I have an apache-beam based dataflow job to read using vcf source from a single text file (stored in google cloud storage), transform text lines into datastore Entities
and write them into the datastore sink. The workflow works fine but the cons I noticed is that:
--autoscalingAlgorithm=THROUGHPUT_BASED --numWorkers=10 --maxNumWorkers=100
but the execution seems to prefer one worker (see graph below: the target workers once increased to 2 but reduced to 1 "based on the ability to parallelize the work in the currently running step").I did not use ancestor path for the keys; all the entities are the same kind
.
The pipeline code looks like below:
def write_to_datastore(project, user_options, pipeline_options):
"""Creates a pipeline that writes entities to Cloud Datastore."""
with beam.Pipeline(options=pipeline_options) as p:
(p
| 'Read vcf files' >> vcfio.ReadFromVcf(user_options.input)
| 'Create my entity' >> beam.ParDo(
ToEntityFn(), user_options.kind)
| 'Write to datastore' >> WriteToDatastore(project))
Because I have millions of rows to write into the datastore, it would take too long to write with a speed of 30 entities/sec.
Question: The input is just one huge gzipped file. Do I need to split it into multiple small files to trigger multiple workers? Is there any other way I can make the importing faster? Do I miss something in the num_workers
setup? Thanks!
I looked into the design of vcfio. I suspect (if I understand correctly) that the reason I always get one worker when the input is a single file is due to the limit of the _VcfSource
and the VCF format constraint. This format has a header part that defines how to translate the non-header lines. This causes that each worker that reads the source file has to work on an entire file. When I split the single file into 5 separate files that share the same header, I successfully get up to 5 workers (but not any more probably due to the same reason).

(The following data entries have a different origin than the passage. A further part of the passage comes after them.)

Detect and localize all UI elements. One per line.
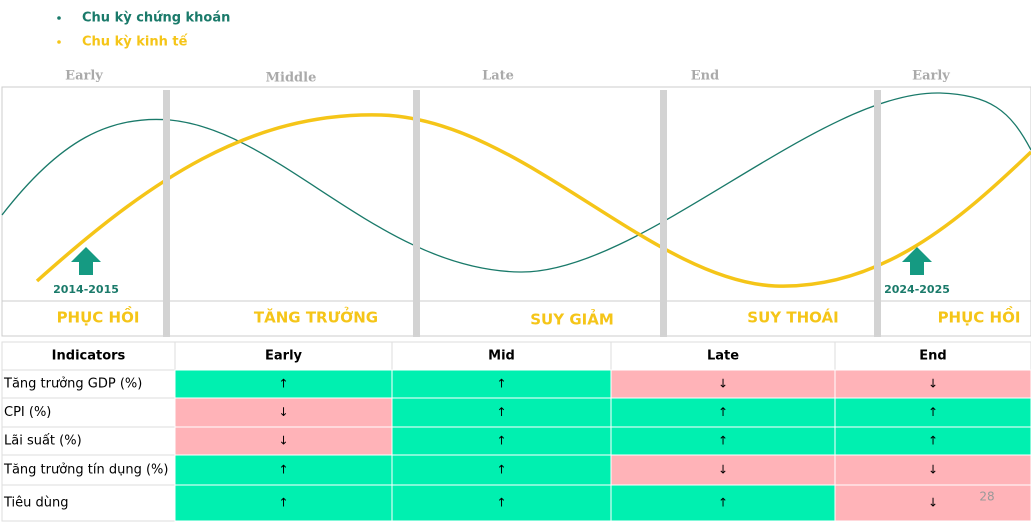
indicator-arrow: ↑: [718, 496, 728, 510]
indicator-arrow: ↑: [718, 405, 728, 419]
indicator-cell: [610, 369, 836, 399]
indicator-cell: [391, 369, 612, 399]
phase-separator: [660, 90, 667, 337]
stage-label: Late: [482, 69, 514, 84]
legend-bullet: [57, 16, 61, 20]
header-cell: [610, 341, 836, 371]
indicator-cell: [834, 454, 1031, 486]
legend-label: Chu kỳ kinh tế: [82, 35, 188, 50]
indicator-cell: [834, 426, 1031, 456]
economic-cycle-curve: [35, 113, 1031, 288]
row-name: Tăng trưởng GDP (%): [3, 377, 142, 392]
indicator-arrow: ↑: [278, 496, 288, 510]
header-label: End: [919, 349, 946, 364]
indicator-arrow: ↑: [928, 434, 938, 448]
indicator-arrow: ↑: [496, 463, 506, 477]
phase-label: PHỤC HỒI: [938, 305, 1021, 327]
stage-label: Early: [912, 69, 950, 84]
indicator-cell: [174, 397, 393, 428]
indicator-arrow: ↓: [278, 434, 288, 448]
indicator-cell: [391, 426, 612, 456]
header-cell: [1, 341, 176, 371]
legend-label: Chu kỳ chứng khoán: [82, 11, 230, 26]
row-name: Tiêu dùng: [3, 496, 69, 511]
indicator-cell: [610, 484, 836, 522]
row-name-cell: [1, 426, 176, 456]
phase-separator: [413, 90, 420, 337]
row-name: CPI (%): [4, 405, 51, 420]
indicator-arrow: ↓: [928, 377, 938, 391]
indicator-arrow: ↑: [496, 405, 506, 419]
header-cell: [391, 341, 612, 371]
indicator-cell: [391, 454, 612, 486]
row-name: Tăng trưởng tín dụng (%): [3, 463, 168, 478]
header-label: Indicators: [52, 349, 126, 364]
indicator-arrow: ↑: [928, 405, 938, 419]
stage-label: Middle: [266, 71, 317, 86]
indicator-cell: [174, 426, 393, 456]
phase-label: PHỤC HỒI: [57, 305, 140, 327]
indicator-arrow: ↓: [718, 463, 728, 477]
row-name: Lãi suất (%): [4, 434, 82, 449]
header-label: Mid: [488, 349, 515, 364]
header-label: Early: [265, 349, 303, 364]
indicator-arrow: ↓: [928, 496, 938, 510]
stock-cycle-curve: [1, 92, 1031, 273]
indicator-arrow: ↑: [496, 496, 506, 510]
indicator-cell: [834, 484, 1031, 522]
phase-label: SUY THOÁI: [747, 308, 838, 327]
phase-separator: [874, 90, 881, 337]
indicator-arrow: ↑: [496, 434, 506, 448]
stage-label: End: [691, 69, 719, 84]
indicator-cell: [174, 454, 393, 486]
row-name-cell: [1, 454, 176, 486]
marker-arrow: [902, 247, 932, 275]
phase-label: TĂNG TRƯỞNG: [254, 306, 378, 327]
stage-label: Early: [65, 69, 103, 84]
indicator-arrow: ↑: [278, 463, 288, 477]
indicator-cell: [610, 426, 836, 456]
indicator-cell: [610, 454, 836, 486]
indicator-cell: [391, 397, 612, 428]
indicator-arrow: ↑: [278, 377, 288, 391]
legend-bullet: [57, 40, 61, 44]
indicator-cell: [391, 484, 612, 522]
indicator-arrow: ↓: [928, 463, 938, 477]
indicator-arrow: ↑: [718, 434, 728, 448]
indicator-cell: [174, 484, 393, 522]
phase-separator: [163, 90, 170, 337]
marker-label: 2024-2025: [884, 283, 950, 296]
indicator-arrow: ↑: [496, 377, 506, 391]
marker-label: 2014-2015: [53, 283, 119, 296]
indicator-arrow: ↓: [278, 405, 288, 419]
header-label: Late: [707, 349, 739, 364]
marker-arrow: [71, 247, 101, 275]
indicator-cell: [834, 397, 1031, 428]
chart-frame: [1, 86, 1031, 337]
page-number: 28: [979, 490, 994, 504]
phase-label: SUY GIẢM: [530, 308, 614, 329]
indicator-arrow: ↓: [718, 377, 728, 391]
indicator-cell: [610, 397, 836, 428]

One thing I don't understand is that the number of workers that read can be limited to 5 (in this case). But why we are limited to have only 5 workers to write? Anyway, I think I have found the alternative way to trigger multiple workers with beam Dataflow-Runner (use pre-split VCF files). There is also a related approach in gcp variant transforms project, in which the vcfio
has been significantly extended. It seems to support the multiple workers with a single input vcf file. I wish the changes in that project could be merged into the beam project too.